Complementarmente, os autores verificam como seria a previsão se os coeficientes β nas taxas de transmissão fossem considerados constantes, ou seja, com c = 0 no denominador das equações (6). Para isso, retornando aos dados oficialmente divulgados, eles recalculam os valores dos parâmetros do modelo correspondente, e então obtêm a solução cujo gráfico visualizamos na Figura 4. O nível de infecção com um pico muito mais alto que o da Figura 3, segundo os autores claramente não realístico, constitui uma superestimativa da severidade epidêmica em consequência de não terem sido levadas em consideração as fortes medidas de controle que lá haviam sido adotadas.
Referência:
[Yang e Wang, 2020] YANG, C. e WANG, J.; A Mathematical Model for the Novel Coronavirus Epidemic in Wuhan, China. Mathematical Biosciences and Engineering, v. 17, n. 3, p. 2708-2724, 2020.

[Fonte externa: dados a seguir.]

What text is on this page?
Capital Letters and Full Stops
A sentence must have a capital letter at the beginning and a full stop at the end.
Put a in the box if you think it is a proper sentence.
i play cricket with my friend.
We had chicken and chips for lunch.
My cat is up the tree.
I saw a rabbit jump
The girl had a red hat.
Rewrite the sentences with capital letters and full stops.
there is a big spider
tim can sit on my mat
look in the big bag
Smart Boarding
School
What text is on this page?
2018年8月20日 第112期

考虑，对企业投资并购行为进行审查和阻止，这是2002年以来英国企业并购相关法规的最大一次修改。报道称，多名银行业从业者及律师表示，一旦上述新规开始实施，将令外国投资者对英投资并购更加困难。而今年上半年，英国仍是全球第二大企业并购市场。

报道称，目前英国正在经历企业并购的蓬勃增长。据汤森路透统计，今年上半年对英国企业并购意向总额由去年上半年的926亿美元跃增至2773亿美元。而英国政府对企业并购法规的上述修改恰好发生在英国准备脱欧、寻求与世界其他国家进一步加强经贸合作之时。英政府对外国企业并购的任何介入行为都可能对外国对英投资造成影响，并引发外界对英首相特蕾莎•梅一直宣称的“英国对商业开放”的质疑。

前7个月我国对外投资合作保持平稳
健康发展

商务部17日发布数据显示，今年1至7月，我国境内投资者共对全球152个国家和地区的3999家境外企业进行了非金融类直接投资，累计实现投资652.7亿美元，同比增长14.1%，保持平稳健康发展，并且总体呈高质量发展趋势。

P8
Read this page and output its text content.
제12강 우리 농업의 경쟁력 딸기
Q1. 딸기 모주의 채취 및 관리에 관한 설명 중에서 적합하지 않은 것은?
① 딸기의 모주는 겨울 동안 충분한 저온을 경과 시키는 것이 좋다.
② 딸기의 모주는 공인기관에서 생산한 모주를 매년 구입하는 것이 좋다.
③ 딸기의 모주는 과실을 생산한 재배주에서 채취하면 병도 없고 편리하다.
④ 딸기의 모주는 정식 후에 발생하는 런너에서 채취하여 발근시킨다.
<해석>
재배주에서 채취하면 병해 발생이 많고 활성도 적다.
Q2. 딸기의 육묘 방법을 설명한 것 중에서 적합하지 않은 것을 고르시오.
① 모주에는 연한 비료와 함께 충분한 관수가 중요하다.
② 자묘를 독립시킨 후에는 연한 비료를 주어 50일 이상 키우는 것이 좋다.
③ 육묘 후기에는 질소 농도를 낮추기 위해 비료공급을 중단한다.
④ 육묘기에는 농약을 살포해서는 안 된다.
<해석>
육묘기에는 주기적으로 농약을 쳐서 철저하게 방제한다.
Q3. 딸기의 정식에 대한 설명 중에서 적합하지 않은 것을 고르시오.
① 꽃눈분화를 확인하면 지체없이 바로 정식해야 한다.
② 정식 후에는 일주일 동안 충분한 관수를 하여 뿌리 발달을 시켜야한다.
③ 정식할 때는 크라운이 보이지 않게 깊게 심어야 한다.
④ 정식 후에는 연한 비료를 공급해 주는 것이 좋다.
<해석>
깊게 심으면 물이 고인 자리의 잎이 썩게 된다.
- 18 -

Excelente aula da professora Varriale. Muito obrigado. Vê-se que o Vírus tem algumas peculiaridades surpreendentes , se formos analisar como a adaptação/evolução chega probabilísticamente a encontrar seu caminho de sobrevivência. Igualmente admirável ver como a mente humana pode traduzir este comportamento num conjunto de equações diferenciais.
Lisonjeada com teu elogio, Prof. Dottori, e feliz por ter transmitido um pouco do fascínio que a construção e a análise de um modelo matemático, constituído por um sistema de equações diferenciais, nos proporcionam!
Apreciei a matéria,
Sobrevivi à gripe asiática em 1958. Levou-me a delírios. Vi fogo! Não mediram minha febre. Com certeza passou bem dos 40 …. e continuo bem! Devo estar imunizado! Será que sou transmissor? Só terminará quando todos a contraírem?